Loading player for https://video.vt.edu/media/1_cwn1xrsb...

Rowson’s research group combed through videos of the men’s and women’s U.S. Ski and Snowboard Teams, analyzing any frame with a head impact. Mathematical analysis of the footage allowed them to extract the velocity, location, and angle of each hit. 

That data informed the parameters of the drop tests the team ran back in the lab. A blue headform wearing one of the helmets plummeted down a vertical drop tower onto an angled anvil, whose slick steel surface stood in for a snow-covered hill. Sensors embedded in the headform recorded its acceleration at the moment of impact. Each helmet was tested multiple times at three impact locations and two impact angles, to cover the range of the most common crashes in the event footage. 

These tests measured how much each helmet reduced the force of the impact. The researchers plugged those values into a customized risk function that calculated the corresponding reduction in injury risk, and categorized the resulting scores on a scale from one to five stars.

A dummy head wearing a helmet rests on an anvil in the Virginia Tech Helmet Lab.

A blue dummy headform wearing a black ski helmet rests on an angled metal anvil
The lab's impact tests recreate what happens when a skier's head hits a snow-covered hill by dropping a dummy headform on an angled steel anvil. Sensors inside the headform measure its acceleration, allowing researchers to determine the force of the impact — and how much a helmet reduces it.

The lab’s rankings are the first to evaluate how effectively snow sports helmets protect athletes from brain injuries like concussion and how they perform relative to each other. 

As with most sports, the existing safety regulations for this gear are based on a standard associated with lethal injuries like skull fractures. The pass-fail metric doesn’t capture differences between helmets or assess their performance against injuries like concussion, which occur at lower levels of force but are still potentially devastating. 

More granular data on helmet efficacy could help address a puzzling mismatch between trends in helmet use and injury rates. Helmet use in skiing and snowboarding has been climbing steadily. Today, more than 80 percent of skiers and snowboarders wear helmets on the slopes, up from just 25 percent two decades ago. But while rates of catastrophic injuries have dropped, rates of other injuries, like concussion, haven’t. A rating system that judges helmet performance at a border range of forces could begin to move the needle on some of those other injuries. 

The ratings can help in two ways, Rowson explained. The helmet ratings and the test procedures behind them are publicly available on the lab’s website, preventing injuries both by empowering consumers to choose the safest protective gear and by providing quantitative, reproducible tools to guide and motivate the design of better helmets. 

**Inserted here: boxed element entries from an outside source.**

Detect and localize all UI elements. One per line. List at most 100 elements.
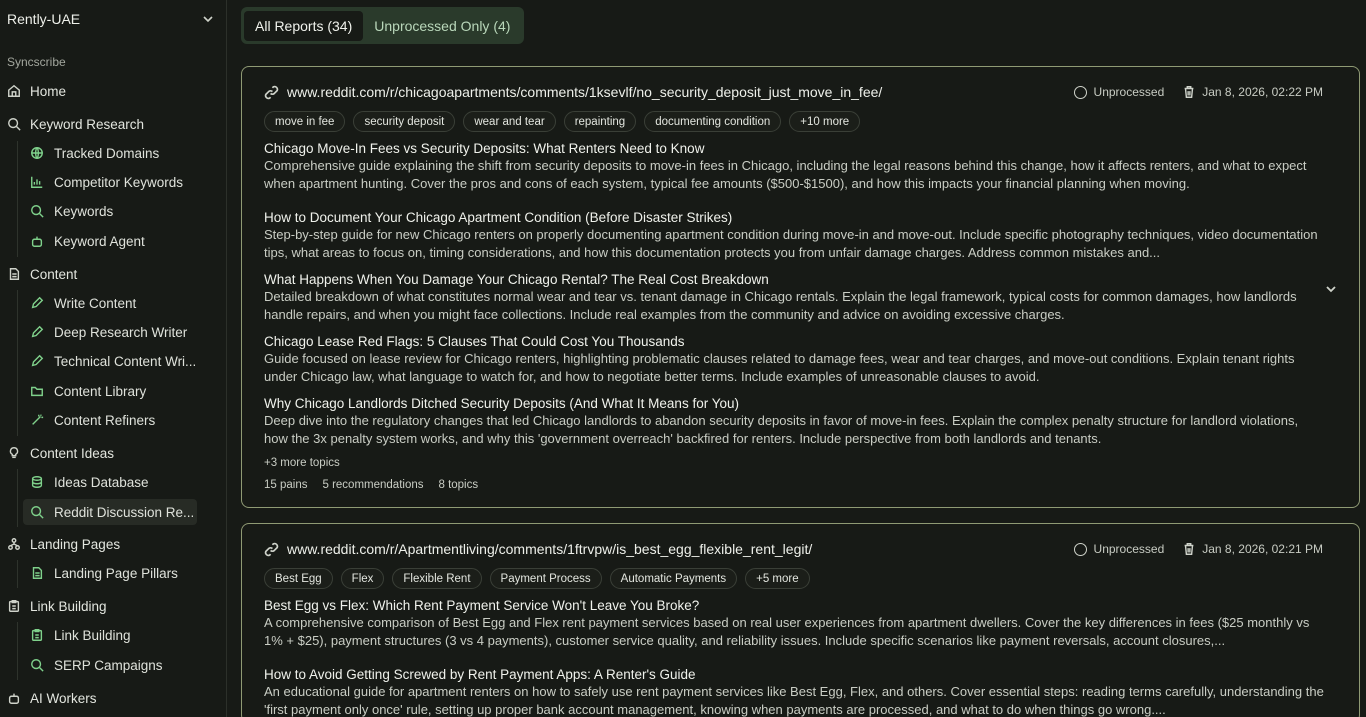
tag: Flex xyxy=(340,568,385,589)
clipboard-icon xyxy=(6,598,22,614)
nav-ai-workers[interactable]: AI Workers xyxy=(6,685,97,711)
globe-icon xyxy=(29,145,45,161)
pencil-icon xyxy=(29,353,45,369)
sidebar-item-label: SERP Campaigns xyxy=(54,657,163,673)
report-date: Jan 8, 2026, 02:22 PM xyxy=(1202,85,1323,99)
tag: repainting xyxy=(563,111,637,132)
tag-list: Best Egg Flex Flexible Rent Payment Proc… xyxy=(264,568,810,589)
nav-home[interactable]: Home xyxy=(6,78,66,104)
sidebar-item-tracked-domains[interactable]: Tracked Domains xyxy=(23,140,197,166)
more-topics-link[interactable]: +3 more topics xyxy=(264,457,340,469)
sidebar-item-label: Ideas Database xyxy=(54,474,149,490)
nav-content[interactable]: Content xyxy=(6,261,77,287)
sidebar: Rently-UAE Syncscribe Home Keyword Resea… xyxy=(0,0,227,717)
topic-title: How to Document Your Chicago Apartment C… xyxy=(264,210,733,225)
report-meta: Unprocessed Jan 8, 2026, 02:21 PM xyxy=(1073,542,1323,556)
status-circle-icon[interactable] xyxy=(1073,85,1087,99)
document-icon xyxy=(6,266,22,282)
tag-list: move in fee security deposit wear and te… xyxy=(264,111,861,132)
report-card[interactable]: www.reddit.com/r/Apartmentliving/comment… xyxy=(241,523,1360,717)
sidebar-item-reddit-discussion-reports[interactable]: Reddit Discussion Re... xyxy=(23,499,197,525)
topic-description: Deep dive into the regulatory changes th… xyxy=(264,413,1299,446)
divider xyxy=(17,290,18,436)
status-circle-icon[interactable] xyxy=(1073,542,1087,556)
nav-link-building[interactable]: Link Building xyxy=(6,593,107,619)
nav-landing-pages[interactable]: Landing Pages xyxy=(6,531,120,557)
sidebar-item-competitor-keywords[interactable]: Competitor Keywords xyxy=(23,169,197,195)
nav-content-label: Content xyxy=(30,266,78,282)
folder-icon xyxy=(29,383,45,399)
report-url-text: www.reddit.com/r/Apartmentliving/comment… xyxy=(287,541,813,557)
report-stats: 15 pains 5 recommendations 8 topics xyxy=(264,479,478,491)
sidebar-item-technical-content-writer[interactable]: Technical Content Wri... xyxy=(23,348,197,374)
more-tags[interactable]: +10 more xyxy=(789,111,861,132)
sidebar-item-label: Write Content xyxy=(54,295,137,311)
topic-title: What Happens When You Damage Your Chicag… xyxy=(264,272,769,287)
sidebar-item-label: Content Library xyxy=(54,383,147,399)
sidebar-item-label: Keyword Agent xyxy=(54,233,145,249)
tag: security deposit xyxy=(353,111,456,132)
sidebar-item-link-building[interactable]: Link Building xyxy=(23,622,197,648)
tag: move in fee xyxy=(264,111,346,132)
sidebar-item-write-content[interactable]: Write Content xyxy=(23,290,197,316)
chevron-down-icon[interactable] xyxy=(1325,282,1337,294)
link-icon xyxy=(264,85,279,99)
report-filter-tabs: All Reports (34) Unprocessed Only (4) xyxy=(241,7,525,44)
more-tags[interactable]: +5 more xyxy=(745,568,810,589)
topic-title: Chicago Lease Red Flags: 5 Clauses That … xyxy=(264,334,685,349)
search-icon xyxy=(6,116,22,132)
chevron-down-icon xyxy=(203,16,213,23)
tag: Automatic Payments xyxy=(609,568,738,589)
topic-item: Best Egg vs Flex: Which Rent Payment Ser… xyxy=(264,597,1324,650)
link-icon xyxy=(264,542,279,556)
sidebar-item-keyword-agent[interactable]: Keyword Agent xyxy=(23,228,197,254)
topic-description: Step-by-step guide for new Chicago rente… xyxy=(264,227,1318,260)
sidebar-item-serp-campaigns[interactable]: SERP Campaigns xyxy=(23,652,197,678)
topic-description: Detailed breakdown of what constitutes n… xyxy=(264,289,1297,322)
robot-icon xyxy=(29,233,45,249)
sidebar-item-label: Content Refiners xyxy=(54,412,156,428)
workspace-switcher[interactable]: Rently-UAE xyxy=(7,8,214,30)
topic-item: How to Avoid Getting Screwed by Rent Pay… xyxy=(264,666,1324,717)
sitemap-icon xyxy=(6,536,22,552)
trash-icon[interactable] xyxy=(1182,85,1196,99)
tab-all-reports[interactable]: All Reports (34) xyxy=(244,10,364,41)
sidebar-item-label: Deep Research Writer xyxy=(54,324,188,340)
database-icon xyxy=(29,474,45,490)
sidebar-item-content-library[interactable]: Content Library xyxy=(23,378,197,404)
topic-description: A comprehensive comparison of Best Egg a… xyxy=(264,615,1310,648)
lightbulb-icon xyxy=(6,445,22,461)
nav-home-label: Home xyxy=(30,83,67,99)
nav-keyword-research-label: Keyword Research xyxy=(30,116,145,132)
sidebar-item-landing-page-pillars[interactable]: Landing Page Pillars xyxy=(23,560,197,586)
status-badge: Unprocessed xyxy=(1093,542,1165,556)
tab-unprocessed-only[interactable]: Unprocessed Only (4) xyxy=(363,11,521,41)
bar-chart-icon xyxy=(29,174,45,190)
report-url-text: www.reddit.com/r/chicagoapartments/comme… xyxy=(287,84,883,100)
search-icon xyxy=(29,504,45,520)
tag: wear and tear xyxy=(463,111,556,132)
report-url[interactable]: www.reddit.com/r/Apartmentliving/comment… xyxy=(264,541,812,557)
sidebar-item-keywords[interactable]: Keywords xyxy=(23,198,197,224)
report-card[interactable]: www.reddit.com/r/chicagoapartments/comme… xyxy=(241,66,1360,508)
topic-item: Why Chicago Landlords Ditched Security D… xyxy=(264,395,1324,448)
sidebar-item-label: Tracked Domains xyxy=(54,145,160,161)
sidebar-item-label: Technical Content Wri... xyxy=(54,353,197,369)
sidebar-item-deep-research-writer[interactable]: Deep Research Writer xyxy=(23,319,197,345)
nav-keyword-research[interactable]: Keyword Research xyxy=(6,111,144,137)
sidebar-item-label: Link Building xyxy=(54,627,131,643)
topic-item: Chicago Move-In Fees vs Security Deposit… xyxy=(264,140,1324,193)
topic-title: How to Avoid Getting Screwed by Rent Pay… xyxy=(264,667,696,682)
nav-content-ideas-label: Content Ideas xyxy=(30,445,115,461)
report-url[interactable]: www.reddit.com/r/chicagoapartments/comme… xyxy=(264,84,882,100)
search-icon xyxy=(29,657,45,673)
sidebar-item-label: Competitor Keywords xyxy=(54,174,184,190)
nav-content-ideas[interactable]: Content Ideas xyxy=(6,440,114,466)
tag: documenting condition xyxy=(644,111,782,132)
stat-recommendations: 5 recommendations xyxy=(322,479,424,491)
trash-icon[interactable] xyxy=(1182,542,1196,556)
sidebar-item-content-refiners[interactable]: Content Refiners xyxy=(23,407,197,433)
home-icon xyxy=(6,83,22,99)
sidebar-item-ideas-database[interactable]: Ideas Database xyxy=(23,469,197,495)
sidebar-item-label: Reddit Discussion Re... xyxy=(54,504,195,520)
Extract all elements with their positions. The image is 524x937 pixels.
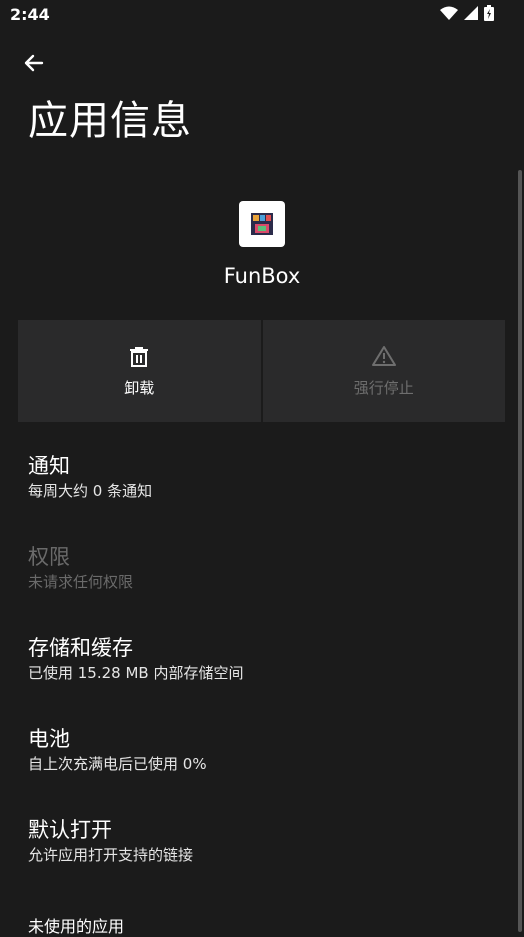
open-by-default-item[interactable]: 默认打开 允许应用打开支持的链接 <box>28 816 193 866</box>
storage-cache-item[interactable]: 存储和缓存 已使用 15.28 MB 内部存储空间 <box>28 634 243 684</box>
status-time: 2:44 <box>10 5 50 24</box>
item-title: 存储和缓存 <box>28 636 133 660</box>
app-icon <box>239 201 285 247</box>
item-title: 默认打开 <box>28 818 112 842</box>
trash-icon <box>130 346 149 367</box>
app-name: FunBox <box>223 264 301 288</box>
battery-item[interactable]: 电池 自上次充满电后已使用 0% <box>28 725 207 775</box>
uninstall-label: 卸载 <box>124 378 155 397</box>
force-stop-label: 强行停止 <box>353 378 414 397</box>
item-subtitle: 自上次充满电后已使用 0% <box>28 755 207 773</box>
funbox-logo-icon <box>251 213 273 235</box>
item-subtitle: 已使用 15.28 MB 内部存储空间 <box>28 664 244 682</box>
back-button[interactable] <box>18 48 48 78</box>
item-title: 电池 <box>28 727 70 751</box>
unused-apps-section-label: 未使用的应用 <box>28 917 125 936</box>
item-subtitle: 未请求任何权限 <box>28 573 134 591</box>
wifi-icon <box>440 6 458 20</box>
battery-icon <box>484 5 494 21</box>
permissions-item[interactable]: 权限 未请求任何权限 <box>28 543 133 593</box>
status-icons <box>440 5 494 21</box>
item-title: 通知 <box>28 454 70 478</box>
item-subtitle: 允许应用打开支持的链接 <box>28 846 194 864</box>
warning-icon <box>371 345 396 366</box>
force-stop-button[interactable]: 强行停止 <box>262 320 505 422</box>
page-title: 应用信息 <box>28 98 192 144</box>
action-buttons: 卸载 强行停止 <box>18 320 505 422</box>
item-title: 权限 <box>28 545 70 569</box>
status-bar: 2:44 <box>0 0 524 30</box>
uninstall-button[interactable]: 卸载 <box>18 320 261 422</box>
item-subtitle: 每周大约 0 条通知 <box>28 482 153 500</box>
notifications-item[interactable]: 通知 每周大约 0 条通知 <box>28 452 152 502</box>
cellular-signal-icon <box>464 6 478 20</box>
arrow-back-icon <box>24 54 44 72</box>
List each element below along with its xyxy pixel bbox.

“We’ve been rating helmets for a long time, and we’ve consistently seen enthusiasm not just from consumers and vendors but also from manufacturers,” he said. “Athletes want to wear the best head protection they can, and helmet companies want to produce the best equipment they can. The information contained in the ratings benefits everyone in this ecosystem and, we hope, can ultimately reduce the number of head injuries people experience in these sports.”   

Snow sports are the lab’s seventh major ratings release. Rowson, along with Harry Wyatt Professor of Engineering Stefan Duma, published the first ratings for varsity football helmets in 2011. In the decade since, hockey, soccer, cycling, and youth football helmets have all been added to the portfolio. The lab’s research has also been instrumental in understanding the risks of drone flights over people. They’re currently working on developing ratings for equestrian helmets, baseball, softball, sensors, and other sports.